Dominic Raab has suggested that the highly anticipated Sue Gray report into parties at No 10 will not be published in full.
Although the Justice Secretary said there would be “full transparency” around the Gray report, he refused to confirm that it would be published in full.
Asked if the public will be permitted to see the report in totality, Mr Raab told the BBC’s Sunday Morning programme: “The substances of the findings will be. There will be full transparency.”
When pressed on whether the report will be published in full, Mr Raab said: “I’m not quite sure the shape and form it will come, but the PM has been clear there will be full transparency around this so that people can see.”
Last week Tory MPs raised concerns that Ms Gray’s report could be redacted, prompting calls for all senior figures referenced in the inquiry to be named. However, No 10 has previously insisted that the report will be published in full.
Angela Rayner, Labour’s deputy leader, stressed that “all accompanying evidence” must be disclosed after Ms Gray presents her report to the prime minister.
She said: “Boris Johnson cannot be allowed to cover-up or obscure any of the truth when he has insisted on a hugely protracted internal probe to tell him which parties he attended and what happened in his own home.”
Inquiry widened to include allegations of parties in Downing Street flat
Meanwhile, in what will be seen as a further blow to the Prime Minister, The Sunday Times reported Ms Gray has widened her inquiry to include allegations that parties were held in his Downing Street flat.
The paper said that two aides, Henry Newman and Josh Grimstone – both said to be friends of Mr Johnson’s wife Carrie – visited the flat over No 11 on numerous occasions during lockdown.

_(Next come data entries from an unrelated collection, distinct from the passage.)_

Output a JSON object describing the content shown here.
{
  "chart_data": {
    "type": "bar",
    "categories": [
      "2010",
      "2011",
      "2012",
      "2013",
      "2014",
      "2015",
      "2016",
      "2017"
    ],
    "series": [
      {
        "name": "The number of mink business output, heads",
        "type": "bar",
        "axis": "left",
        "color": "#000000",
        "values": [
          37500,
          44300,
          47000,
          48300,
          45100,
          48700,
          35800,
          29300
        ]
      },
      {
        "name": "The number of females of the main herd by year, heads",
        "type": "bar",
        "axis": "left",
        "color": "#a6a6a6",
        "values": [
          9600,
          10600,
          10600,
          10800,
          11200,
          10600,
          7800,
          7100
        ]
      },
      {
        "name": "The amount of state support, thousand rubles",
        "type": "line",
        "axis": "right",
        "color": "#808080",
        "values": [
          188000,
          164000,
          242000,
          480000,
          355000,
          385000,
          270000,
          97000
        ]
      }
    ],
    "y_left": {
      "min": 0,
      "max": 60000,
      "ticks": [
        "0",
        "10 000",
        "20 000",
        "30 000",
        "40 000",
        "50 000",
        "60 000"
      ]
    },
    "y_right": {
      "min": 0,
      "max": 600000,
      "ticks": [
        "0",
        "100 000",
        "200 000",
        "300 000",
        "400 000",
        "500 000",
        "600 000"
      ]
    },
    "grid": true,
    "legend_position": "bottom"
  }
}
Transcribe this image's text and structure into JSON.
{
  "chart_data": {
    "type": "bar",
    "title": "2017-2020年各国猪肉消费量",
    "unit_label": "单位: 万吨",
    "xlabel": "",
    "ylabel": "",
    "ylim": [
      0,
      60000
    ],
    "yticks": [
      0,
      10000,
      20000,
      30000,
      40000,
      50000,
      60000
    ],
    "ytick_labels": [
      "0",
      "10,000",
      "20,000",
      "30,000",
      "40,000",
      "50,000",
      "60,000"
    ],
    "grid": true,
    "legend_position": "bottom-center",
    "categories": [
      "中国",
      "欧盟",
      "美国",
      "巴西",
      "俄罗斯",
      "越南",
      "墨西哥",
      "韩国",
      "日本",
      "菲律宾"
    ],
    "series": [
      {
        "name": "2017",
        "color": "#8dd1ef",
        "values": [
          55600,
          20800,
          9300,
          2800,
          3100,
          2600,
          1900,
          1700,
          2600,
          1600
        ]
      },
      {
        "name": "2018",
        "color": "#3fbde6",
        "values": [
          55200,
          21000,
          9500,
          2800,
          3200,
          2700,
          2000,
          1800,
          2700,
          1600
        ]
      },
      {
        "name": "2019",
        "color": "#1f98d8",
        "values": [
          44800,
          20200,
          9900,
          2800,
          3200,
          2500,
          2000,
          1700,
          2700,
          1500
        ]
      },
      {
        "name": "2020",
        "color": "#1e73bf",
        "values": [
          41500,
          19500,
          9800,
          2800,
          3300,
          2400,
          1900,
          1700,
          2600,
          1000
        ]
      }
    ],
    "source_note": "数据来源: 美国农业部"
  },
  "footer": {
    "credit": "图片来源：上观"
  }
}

Initially Ms Gray was said to have accepted the visits were for work purposes, however investigators were reported to have questioned why they were spending so much time in Downing Street when they were working for the Cabinet Office.
Mr Raab insisted Tory MPs were rallying behind the Mr Johnson although he acknowledged the PM would have to resign if he was found to have misled Parliament.
“The code of conduct for ministers is very clear that if you mislead Parliament it is a resigning matter,” he told the BBC’s Sunday Morning programme.